His son inherited his place. The young man's fingers were steadier; the lines he drew were straighter. He added more detail to his father's foundation — he drew small dots around the human figure for the stars, curving lines at its feet for the rivers. The story grew richer; the picture grew more detailed.
But the core never changed: Heaven above, Earth below, Pangu standing between them.
By then, the name Dahuang had spread to every corner of the land. Every group, every tribe knew that the ground beneath their feet was called Dahuang. They called it with different syllables, with similar sounds. And if some being high above had looked down upon this land, it would have seen: across the vast expanse formed from Pangu's body, points of firelight were scattered among the valleys and plains. Beside every campfire, Living Beings were telling the same name.
Dahuang.
Pangu.
Heaven and Earth.
The Myriad Things.
These sounds drifted on the night wind, rose into the starry sky, and merged into Dao Grace.

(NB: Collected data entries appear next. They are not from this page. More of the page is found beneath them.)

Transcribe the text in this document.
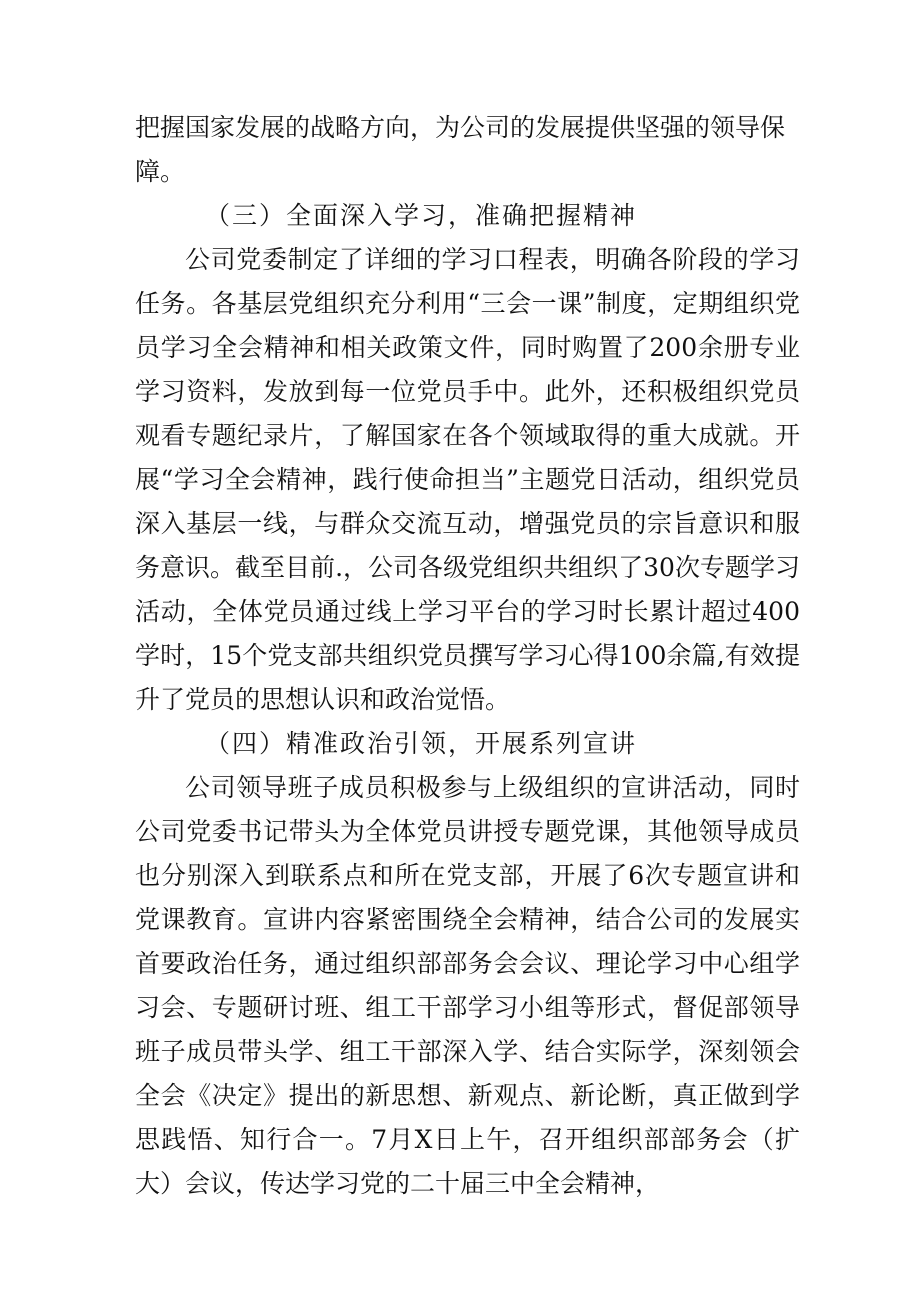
把握国家发展的战略方向，为公司的发展提供坚强的领导保障。

（三）全面深入学习，准确把握精神

公司党委制定了详细的学习口程表，明确各阶段的学习任务。各基层党组织充分利用“三会一课”制度，定期组织党员学习全会精神和相关政策文件，同时购置了200余册专业学习资料，发放到每一位党员手中。此外，还积极组织党员观看专题纪录片，了解国家在各个领域取得的重大成就。开展“学习全会精神，践行使命担当”主题党日活动，组织党员深入基层一线，与群众交流互动，增强党员的宗旨意识和服务意识。截至目前.，公司各级党组织共组织了30次专题学习活动，全体党员通过线上学习平台的学习时长累计超过400学时，15个党支部共组织党员撰写学习心得100余篇,有效提升了党员的思想认识和政治觉悟。

（四）精准政治引领，开展系列宣讲

公司领导班子成员积极参与上级组织的宣讲活动，同时公司党委书记带头为全体党员讲授专题党课，其他领导成员也分别深入到联系点和所在党支部，开展了6次专题宣讲和党课教育。宣讲内容紧密围绕全会精神，结合公司的发展实首要政治任务，通过组织部部务会会议、理论学习中心组学习会、专题研讨班、组工干部学习小组等形式，督促部领导班子成员带头学、组工干部深入学、结合实际学，深刻领会全会《决定》提出的新思想、新观点、新论断，真正做到学思践悟、知行合一。7月X日上午，召开组织部部务会（扩大）会议，传达学习党的二十届三中全会精神，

And the picture that elder had drawn in the sand — scattered by the wind countless times, redrawn countless times — was eventually carved by one being who had learned to engrave onto the stone wall of a cave. It was the first mural in Dahuang. The cuts were shallow; the lines were crude. But they withstood wind and sun and never vanished.
That picture is still there to this day.
By the twilight of that generation of Living Beings, Dahuang was no longer a simple name. It carried memory, faith, fear, and hope. It was mother, it was home, it was the backdrop of every story. When those who had learned to speak opened their eyes for the last time on the verge of death, what they saw was still the same sky, the same land.
Dahuang, they said softly. And closed their eyes.